Hi Tal,

On 2/28/16 1:31 AM, Tal Mizrahi wrote:
Hi Paul,



Isn't this serious? IIUC in many (most?) cases the transmitters and
intermediate nodes won't know if the receiver supports [NTP-Ext].
Inserting this for those that don't will deny them of the time they are looking
for.

Shouldn't there be some discussion of how a decision can be made about
when to use this in order to avoid breaking receivers?


I believe that the Checksum Complement is most useful in LANs and in locally 
administered environments, where both client and server are managed by the same 
administrator. These are the cases where you need a high clock accuracy, and 
you will want to get the extra juice from hardware timestamping + Checksum 
Complement.
I believe it is less likely that the Checksum Complement will be used by a 
client that connects to a random NTP server.

Having said that, I agree that this should be reflected in the draft, and thus 
I suggest the following text for Section 3.3:

"The behavior defined in this document does not impose new requirements on the 
reception of NTP packets beyond the requirements defined in [NTP-Ext]. Note that, as 
defined in [NTP-Ext], a host that receives an NTP message with an unknown extension 
field SHOULD ignore the extension field and MAY drop the packet if policy requires 
it. Thus, transmitters and intermediate nodes that support the Checksum Complement 
can transparently interoperate with receivers that are not 
Checksum-Complement-compliant, as long as these receivers ignore unknown extension 
fields. It is noted that existing implementations that discard packets with unknown 
extension fields cannot interoperate with transmitters that use the Checksum 
Complement.

It should be noted that when hardware-based timestamping is used, it will likely be 
used at both ends, and thus both hosts that take part in the protocol will support 
the functionality described in this memo. If only one of the hosts uses 
hardware-based timestamping, then the Checksum Complement can only be used if it is 
known that the peer host can accept the Checksum Complement."

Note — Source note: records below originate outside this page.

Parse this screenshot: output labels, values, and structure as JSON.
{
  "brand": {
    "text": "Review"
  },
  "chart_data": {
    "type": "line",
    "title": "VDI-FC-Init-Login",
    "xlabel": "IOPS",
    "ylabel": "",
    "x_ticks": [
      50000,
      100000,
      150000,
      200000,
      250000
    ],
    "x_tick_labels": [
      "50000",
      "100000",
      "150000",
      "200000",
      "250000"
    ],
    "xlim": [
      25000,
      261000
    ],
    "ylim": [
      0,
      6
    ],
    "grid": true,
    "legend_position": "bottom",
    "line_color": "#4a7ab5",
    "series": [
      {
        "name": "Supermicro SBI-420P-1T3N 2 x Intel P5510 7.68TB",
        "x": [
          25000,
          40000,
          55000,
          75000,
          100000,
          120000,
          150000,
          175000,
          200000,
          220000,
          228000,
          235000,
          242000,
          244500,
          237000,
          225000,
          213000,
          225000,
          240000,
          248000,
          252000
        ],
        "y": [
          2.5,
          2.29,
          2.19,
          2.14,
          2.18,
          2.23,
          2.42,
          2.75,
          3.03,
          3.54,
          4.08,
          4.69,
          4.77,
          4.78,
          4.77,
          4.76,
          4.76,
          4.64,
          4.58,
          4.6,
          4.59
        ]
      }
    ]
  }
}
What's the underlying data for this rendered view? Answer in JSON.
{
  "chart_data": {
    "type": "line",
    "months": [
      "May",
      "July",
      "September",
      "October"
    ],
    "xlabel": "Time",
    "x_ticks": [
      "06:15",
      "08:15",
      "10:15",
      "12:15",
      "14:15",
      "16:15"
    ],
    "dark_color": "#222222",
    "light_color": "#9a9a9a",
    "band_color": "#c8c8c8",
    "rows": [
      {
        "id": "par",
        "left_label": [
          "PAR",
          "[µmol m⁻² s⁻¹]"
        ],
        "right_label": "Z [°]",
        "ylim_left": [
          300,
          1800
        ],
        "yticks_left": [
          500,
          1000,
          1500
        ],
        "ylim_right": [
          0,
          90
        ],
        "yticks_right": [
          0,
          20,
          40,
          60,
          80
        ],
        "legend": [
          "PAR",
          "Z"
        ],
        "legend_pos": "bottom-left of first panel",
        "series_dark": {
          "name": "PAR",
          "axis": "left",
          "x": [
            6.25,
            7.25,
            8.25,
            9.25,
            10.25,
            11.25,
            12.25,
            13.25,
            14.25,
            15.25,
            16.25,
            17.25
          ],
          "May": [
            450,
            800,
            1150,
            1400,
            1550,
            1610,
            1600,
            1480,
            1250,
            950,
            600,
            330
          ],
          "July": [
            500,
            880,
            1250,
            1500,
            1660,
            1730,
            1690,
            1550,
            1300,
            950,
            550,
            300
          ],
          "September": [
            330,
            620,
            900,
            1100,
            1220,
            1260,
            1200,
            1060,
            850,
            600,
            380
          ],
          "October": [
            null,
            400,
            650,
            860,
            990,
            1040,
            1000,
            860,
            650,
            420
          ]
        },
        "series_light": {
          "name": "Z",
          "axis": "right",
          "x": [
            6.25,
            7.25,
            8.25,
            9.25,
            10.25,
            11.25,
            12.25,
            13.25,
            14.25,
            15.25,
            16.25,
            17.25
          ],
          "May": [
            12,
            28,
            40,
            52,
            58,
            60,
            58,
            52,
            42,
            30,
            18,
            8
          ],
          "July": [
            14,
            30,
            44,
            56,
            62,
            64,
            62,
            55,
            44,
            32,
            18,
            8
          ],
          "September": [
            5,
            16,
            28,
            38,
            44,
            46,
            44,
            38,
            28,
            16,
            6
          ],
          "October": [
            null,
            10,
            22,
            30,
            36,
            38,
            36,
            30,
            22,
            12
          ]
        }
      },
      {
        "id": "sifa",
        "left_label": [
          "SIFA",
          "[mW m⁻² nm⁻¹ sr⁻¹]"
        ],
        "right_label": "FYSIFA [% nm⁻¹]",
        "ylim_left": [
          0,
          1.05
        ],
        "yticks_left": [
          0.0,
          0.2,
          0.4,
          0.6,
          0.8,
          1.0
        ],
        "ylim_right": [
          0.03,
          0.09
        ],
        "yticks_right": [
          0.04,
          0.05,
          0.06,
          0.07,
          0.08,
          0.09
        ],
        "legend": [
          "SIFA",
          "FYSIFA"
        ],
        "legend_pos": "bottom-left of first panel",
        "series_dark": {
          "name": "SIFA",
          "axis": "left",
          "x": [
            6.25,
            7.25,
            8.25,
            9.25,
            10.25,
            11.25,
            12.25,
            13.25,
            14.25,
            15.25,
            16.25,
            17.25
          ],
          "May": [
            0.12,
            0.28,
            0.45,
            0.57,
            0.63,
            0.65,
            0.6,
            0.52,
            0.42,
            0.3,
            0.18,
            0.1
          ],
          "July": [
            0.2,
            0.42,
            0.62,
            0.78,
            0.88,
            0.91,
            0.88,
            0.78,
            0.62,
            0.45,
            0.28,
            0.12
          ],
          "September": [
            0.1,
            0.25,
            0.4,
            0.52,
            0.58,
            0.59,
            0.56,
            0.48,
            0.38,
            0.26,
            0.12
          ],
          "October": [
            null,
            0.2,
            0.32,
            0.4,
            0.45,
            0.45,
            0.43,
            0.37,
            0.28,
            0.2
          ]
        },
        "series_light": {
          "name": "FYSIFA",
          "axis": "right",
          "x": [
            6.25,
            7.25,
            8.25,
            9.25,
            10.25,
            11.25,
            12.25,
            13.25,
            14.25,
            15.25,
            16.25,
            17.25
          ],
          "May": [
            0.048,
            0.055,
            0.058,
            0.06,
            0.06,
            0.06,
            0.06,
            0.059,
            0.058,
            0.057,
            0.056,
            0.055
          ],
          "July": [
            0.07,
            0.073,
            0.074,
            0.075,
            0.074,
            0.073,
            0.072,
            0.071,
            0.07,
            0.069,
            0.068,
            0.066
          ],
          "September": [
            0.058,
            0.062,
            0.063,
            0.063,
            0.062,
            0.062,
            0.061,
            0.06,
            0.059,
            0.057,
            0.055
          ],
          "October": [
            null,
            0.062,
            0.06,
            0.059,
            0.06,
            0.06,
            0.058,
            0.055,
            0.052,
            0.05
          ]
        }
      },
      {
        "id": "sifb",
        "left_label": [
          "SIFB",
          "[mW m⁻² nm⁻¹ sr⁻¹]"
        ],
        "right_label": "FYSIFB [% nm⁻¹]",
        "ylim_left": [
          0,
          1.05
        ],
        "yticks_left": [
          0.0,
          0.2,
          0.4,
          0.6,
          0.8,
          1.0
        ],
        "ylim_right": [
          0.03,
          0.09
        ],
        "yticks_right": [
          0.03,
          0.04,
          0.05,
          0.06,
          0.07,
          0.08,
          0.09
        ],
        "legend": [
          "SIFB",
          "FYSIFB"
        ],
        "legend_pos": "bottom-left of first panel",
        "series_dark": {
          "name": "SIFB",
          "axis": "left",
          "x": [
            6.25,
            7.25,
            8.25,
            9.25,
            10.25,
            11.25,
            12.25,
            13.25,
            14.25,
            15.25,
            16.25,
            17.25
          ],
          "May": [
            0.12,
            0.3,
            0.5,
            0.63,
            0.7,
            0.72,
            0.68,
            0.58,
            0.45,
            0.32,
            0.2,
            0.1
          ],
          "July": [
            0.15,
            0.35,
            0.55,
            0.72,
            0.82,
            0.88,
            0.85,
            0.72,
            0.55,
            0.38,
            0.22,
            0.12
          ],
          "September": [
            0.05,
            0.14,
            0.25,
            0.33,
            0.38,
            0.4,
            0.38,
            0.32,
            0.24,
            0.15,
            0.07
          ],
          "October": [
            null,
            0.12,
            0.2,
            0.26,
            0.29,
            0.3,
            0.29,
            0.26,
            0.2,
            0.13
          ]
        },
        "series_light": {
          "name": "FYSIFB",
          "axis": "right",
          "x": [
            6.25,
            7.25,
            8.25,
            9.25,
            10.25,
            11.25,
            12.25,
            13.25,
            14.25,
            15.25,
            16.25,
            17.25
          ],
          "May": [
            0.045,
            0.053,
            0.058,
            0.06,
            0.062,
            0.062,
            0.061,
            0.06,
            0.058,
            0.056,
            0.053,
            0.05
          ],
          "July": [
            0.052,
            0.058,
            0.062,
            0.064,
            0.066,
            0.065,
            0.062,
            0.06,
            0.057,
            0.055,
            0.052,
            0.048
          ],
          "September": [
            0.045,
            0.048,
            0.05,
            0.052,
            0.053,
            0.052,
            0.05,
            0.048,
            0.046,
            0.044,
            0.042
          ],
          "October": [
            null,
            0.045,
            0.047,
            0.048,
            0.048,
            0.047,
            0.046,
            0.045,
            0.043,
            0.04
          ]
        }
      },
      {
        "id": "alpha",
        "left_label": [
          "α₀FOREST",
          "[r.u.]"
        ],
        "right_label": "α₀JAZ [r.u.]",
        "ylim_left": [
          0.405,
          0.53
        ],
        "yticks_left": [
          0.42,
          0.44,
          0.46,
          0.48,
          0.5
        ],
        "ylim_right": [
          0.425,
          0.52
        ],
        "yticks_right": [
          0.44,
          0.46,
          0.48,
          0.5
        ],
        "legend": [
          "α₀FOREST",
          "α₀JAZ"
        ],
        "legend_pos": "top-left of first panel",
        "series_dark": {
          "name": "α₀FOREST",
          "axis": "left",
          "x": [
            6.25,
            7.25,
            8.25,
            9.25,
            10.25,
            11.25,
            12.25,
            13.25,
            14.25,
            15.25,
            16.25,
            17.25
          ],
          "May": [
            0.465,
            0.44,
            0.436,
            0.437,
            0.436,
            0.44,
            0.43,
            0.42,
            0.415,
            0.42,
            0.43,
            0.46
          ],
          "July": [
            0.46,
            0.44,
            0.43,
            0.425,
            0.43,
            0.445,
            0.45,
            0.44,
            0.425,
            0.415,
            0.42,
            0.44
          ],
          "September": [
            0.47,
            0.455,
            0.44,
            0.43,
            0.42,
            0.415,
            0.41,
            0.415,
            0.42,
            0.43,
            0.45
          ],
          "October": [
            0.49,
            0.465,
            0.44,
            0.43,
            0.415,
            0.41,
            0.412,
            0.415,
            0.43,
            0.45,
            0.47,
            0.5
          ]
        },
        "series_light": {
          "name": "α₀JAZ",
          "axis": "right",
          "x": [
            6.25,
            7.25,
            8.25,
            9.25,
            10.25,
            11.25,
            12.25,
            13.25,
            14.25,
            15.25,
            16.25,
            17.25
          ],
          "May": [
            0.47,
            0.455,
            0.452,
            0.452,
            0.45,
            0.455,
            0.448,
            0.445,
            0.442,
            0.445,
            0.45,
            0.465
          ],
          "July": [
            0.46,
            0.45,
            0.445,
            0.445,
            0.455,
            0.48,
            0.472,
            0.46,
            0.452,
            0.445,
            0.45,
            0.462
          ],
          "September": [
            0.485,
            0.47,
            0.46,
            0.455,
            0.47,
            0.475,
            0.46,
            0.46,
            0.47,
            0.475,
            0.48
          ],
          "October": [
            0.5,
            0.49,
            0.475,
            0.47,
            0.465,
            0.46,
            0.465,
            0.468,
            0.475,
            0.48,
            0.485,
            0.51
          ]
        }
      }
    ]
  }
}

OK. That seems like a reasonable way to deal with it.

I think so. However the erratam also has exactly the text I was hoping to find
describing how extensions and the mac are parsed out of the packet by the
receiver, and I don't see that in [NTP-Ext]. In principle it is not necessary 
(it is
an exercise for the reader to figure out how to do this) but having it ensures
that developers get it right.

Is there a reason why [NTP-Ext] doesn't also pick that up from the erratam?
(Of course that has no bearing on *this* draft.)

Actually, [NTP-Ext] uses the exact text from the erratum (with some additional 
text in the middle).

What *isn't* in [NTP-Ext] are the notes from the erratum - notably the 2nd one. ISTM that would be very helpful to readers.

(But my review of *this* document isn't conditioned on dealing with that.)

Do you plan to have a revised version out soon? So far this has been a LC review. I'm also on the hook to to a telechat review. There is an amazingly short gap (two days) between end of LC and the telchat. (I've never seen it so tight. I wonder if people will have time to review a revised document for the telechat?

If there is no revised document from the LC before the telechat then I will simply send my same review again as the telechat review, along with a note that we have agreed on some changes. If you plan on getting a new revision out I will try to update my review accordingly.